It’s hard to know where to begin this section. Perhaps with the most organized high-profile scam out there. Translate that “credit repair companies.” The only bigger scam than investing in property from Castle Grande in Arkansas would have to be credit repair companies.

Credit repair companies are businesses that charge exorbitant amounts of money to “clean up” a consumer’s credit record. Most charge fees ranging from $50 to as much as $2000. These companies claim they can erase bad credit and even make bankruptcies disappear from a credit record. Despite their claims, they cannot do anything you can’t do yourself for little or no cost under the terms of the FCRA. As we said before, that law gives you the right to have inaccurate or out-dated information deleted from your credit records as well as the right to have inaccuracies corrected. The FCRA says that most negative information in your credit record is legally reportable for up to ten years, although most credit bureaus voluntarily drop it after 7. Credit reporting companies do not have the authority to change the law for their clients.

These companies usually advertise impossible extravagant promises such as:

Wipe out bankruptcies and other negative information, no matter what your credit history is.

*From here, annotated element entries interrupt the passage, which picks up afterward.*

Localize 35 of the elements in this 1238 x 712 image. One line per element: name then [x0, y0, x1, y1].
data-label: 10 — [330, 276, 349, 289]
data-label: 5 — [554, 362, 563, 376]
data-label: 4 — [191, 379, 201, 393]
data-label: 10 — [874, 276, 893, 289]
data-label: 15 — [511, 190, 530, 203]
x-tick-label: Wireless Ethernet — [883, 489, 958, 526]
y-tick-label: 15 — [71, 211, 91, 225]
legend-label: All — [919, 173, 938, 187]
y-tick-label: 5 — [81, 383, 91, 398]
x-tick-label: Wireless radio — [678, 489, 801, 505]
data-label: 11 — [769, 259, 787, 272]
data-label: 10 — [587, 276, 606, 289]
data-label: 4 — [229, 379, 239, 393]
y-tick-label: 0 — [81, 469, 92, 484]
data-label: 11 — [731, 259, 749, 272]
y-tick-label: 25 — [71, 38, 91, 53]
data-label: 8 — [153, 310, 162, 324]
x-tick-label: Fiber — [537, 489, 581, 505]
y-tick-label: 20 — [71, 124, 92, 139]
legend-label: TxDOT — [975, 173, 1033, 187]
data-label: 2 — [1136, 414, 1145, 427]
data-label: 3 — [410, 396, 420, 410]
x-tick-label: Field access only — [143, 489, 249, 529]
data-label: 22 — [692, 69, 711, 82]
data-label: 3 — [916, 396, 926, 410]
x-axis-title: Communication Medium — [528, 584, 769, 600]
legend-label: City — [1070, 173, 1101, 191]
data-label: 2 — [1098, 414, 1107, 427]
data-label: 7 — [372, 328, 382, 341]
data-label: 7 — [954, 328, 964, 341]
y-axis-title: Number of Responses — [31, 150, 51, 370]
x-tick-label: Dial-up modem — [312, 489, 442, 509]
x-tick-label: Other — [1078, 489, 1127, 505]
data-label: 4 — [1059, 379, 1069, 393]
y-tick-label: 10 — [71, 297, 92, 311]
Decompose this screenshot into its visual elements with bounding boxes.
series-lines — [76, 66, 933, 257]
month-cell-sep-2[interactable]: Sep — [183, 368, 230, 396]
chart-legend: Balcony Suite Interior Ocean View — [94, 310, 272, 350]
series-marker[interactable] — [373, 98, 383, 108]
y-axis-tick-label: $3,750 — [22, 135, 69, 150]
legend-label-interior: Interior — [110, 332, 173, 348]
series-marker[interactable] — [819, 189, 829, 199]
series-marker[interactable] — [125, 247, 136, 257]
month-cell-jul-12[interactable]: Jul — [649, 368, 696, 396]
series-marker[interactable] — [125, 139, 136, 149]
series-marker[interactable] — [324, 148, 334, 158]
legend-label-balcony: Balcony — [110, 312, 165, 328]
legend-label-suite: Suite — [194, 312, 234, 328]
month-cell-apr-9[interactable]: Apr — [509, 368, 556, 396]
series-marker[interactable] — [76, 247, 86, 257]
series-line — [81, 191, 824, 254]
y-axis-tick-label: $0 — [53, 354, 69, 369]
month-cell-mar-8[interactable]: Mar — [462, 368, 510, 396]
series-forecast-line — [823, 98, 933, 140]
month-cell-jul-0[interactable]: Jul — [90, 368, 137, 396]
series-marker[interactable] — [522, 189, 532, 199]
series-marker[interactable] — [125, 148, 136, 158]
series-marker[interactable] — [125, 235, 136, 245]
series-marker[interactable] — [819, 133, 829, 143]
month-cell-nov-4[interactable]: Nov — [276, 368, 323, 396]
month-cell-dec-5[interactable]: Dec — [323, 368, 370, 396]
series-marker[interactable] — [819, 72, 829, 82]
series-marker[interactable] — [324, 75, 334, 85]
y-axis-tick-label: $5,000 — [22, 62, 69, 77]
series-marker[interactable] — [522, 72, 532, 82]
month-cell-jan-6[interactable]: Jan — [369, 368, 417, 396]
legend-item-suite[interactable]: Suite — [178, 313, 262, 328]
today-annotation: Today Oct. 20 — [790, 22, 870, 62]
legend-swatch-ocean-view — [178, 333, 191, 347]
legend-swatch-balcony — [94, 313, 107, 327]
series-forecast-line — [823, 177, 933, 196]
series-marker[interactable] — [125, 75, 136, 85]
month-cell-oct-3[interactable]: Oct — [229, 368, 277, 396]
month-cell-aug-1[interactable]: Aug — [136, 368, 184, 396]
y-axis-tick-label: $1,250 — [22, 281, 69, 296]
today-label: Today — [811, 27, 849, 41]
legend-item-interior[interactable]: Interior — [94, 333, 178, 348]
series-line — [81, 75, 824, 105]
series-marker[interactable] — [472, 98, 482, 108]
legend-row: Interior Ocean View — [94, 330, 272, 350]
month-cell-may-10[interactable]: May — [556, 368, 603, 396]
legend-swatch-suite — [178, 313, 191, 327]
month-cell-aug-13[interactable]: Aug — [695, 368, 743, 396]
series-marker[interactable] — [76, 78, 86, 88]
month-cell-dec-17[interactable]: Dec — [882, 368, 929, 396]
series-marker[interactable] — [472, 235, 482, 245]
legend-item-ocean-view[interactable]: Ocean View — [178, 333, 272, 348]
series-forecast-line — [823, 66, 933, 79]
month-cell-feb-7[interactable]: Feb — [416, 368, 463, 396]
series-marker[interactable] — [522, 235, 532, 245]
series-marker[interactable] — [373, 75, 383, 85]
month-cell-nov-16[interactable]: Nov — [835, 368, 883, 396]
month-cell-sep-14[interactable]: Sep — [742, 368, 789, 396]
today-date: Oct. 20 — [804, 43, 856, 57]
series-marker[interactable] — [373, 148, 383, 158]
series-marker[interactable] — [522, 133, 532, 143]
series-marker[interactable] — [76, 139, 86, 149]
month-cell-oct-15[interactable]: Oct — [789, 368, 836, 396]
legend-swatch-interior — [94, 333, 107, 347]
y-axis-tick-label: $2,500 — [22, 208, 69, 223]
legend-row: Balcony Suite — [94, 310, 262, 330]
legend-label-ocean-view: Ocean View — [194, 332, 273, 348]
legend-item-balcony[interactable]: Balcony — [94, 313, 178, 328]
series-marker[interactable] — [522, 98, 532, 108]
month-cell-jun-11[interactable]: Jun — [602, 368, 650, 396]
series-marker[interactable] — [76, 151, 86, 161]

Little-known loopholes in the FCRA to rid your credit record of negative information.

They are affiliated with the federal government.

File segregation, a technique used to create a new, problem free credit identity. This is flat out illegal. It is a federal crime to make false statement on a credit or loan application. It is also a federal crime to misrepresent your Social Security Number (SSN) and to obtain an employer identification number (FEIN) from the IRS under false pretenses.
Also if you use the mail or telephone to apply for credit and provide false information, you put yourself at risk of being accused of mail or wire fraud. In addition, in certain states ”file segregation” might constitute civil fraud.

The Use of Loopholes

The FCRA includes a section called “Procedure in Case of Disputed Accuracy.” Credit repair scams abuse the provision of the FCRA by inundating credit reporting agencies with numerous and repeated requests to delete negative information in a consumer’s record. The strategy is to overwhelm a reporting agency with so many requests that it cannot possibly verify all of them within a “reasonable period of time” hoping they will have to delete the info it was unable to verify. The credit reporting companies are now very wise to this tactic and exercise their right under the FCRA to dismiss the claims as frivolous.

Quick Fix Methods

Another popular scam used by these con artists is to create a new problem free credit identity for you. Their tactic here is to trick the credit bureau’s computer by the method of file segregation or skin shedding. This is usually done by the illegal process of getting a new FEIN from the IRS and using it rather than their SSN whenever they apply for credit.

Another quick fix technique is to send a check for partial payment of an account and to write on the check that in cashing it the creditor agrees to cease all collection activity and delete negative information related to the account from the consumer’s credit file. However creditors are not obligated to honor such terms of payment.

Quick fix repair methods are not recommended first and foremost because they are morally questionable and in some cases they are also illegal.

Closing Thoughts

In conclusion, let me say that a good credit report is worth all of the work aggravation and diligence that is required to get it and maintain it. It can help open doors of employment, aid in acquiring insurance, come through in times of economic hardship and generally make life a lot more pleasant. Used with intelligent and responsibility it can even reflect on the image of a person that personifies respectability, a deserved respectability. Don’t sell it or yourself short by being tempted by any of the sirens of quick fix. They will only lead to the sharp rocks of disappointment.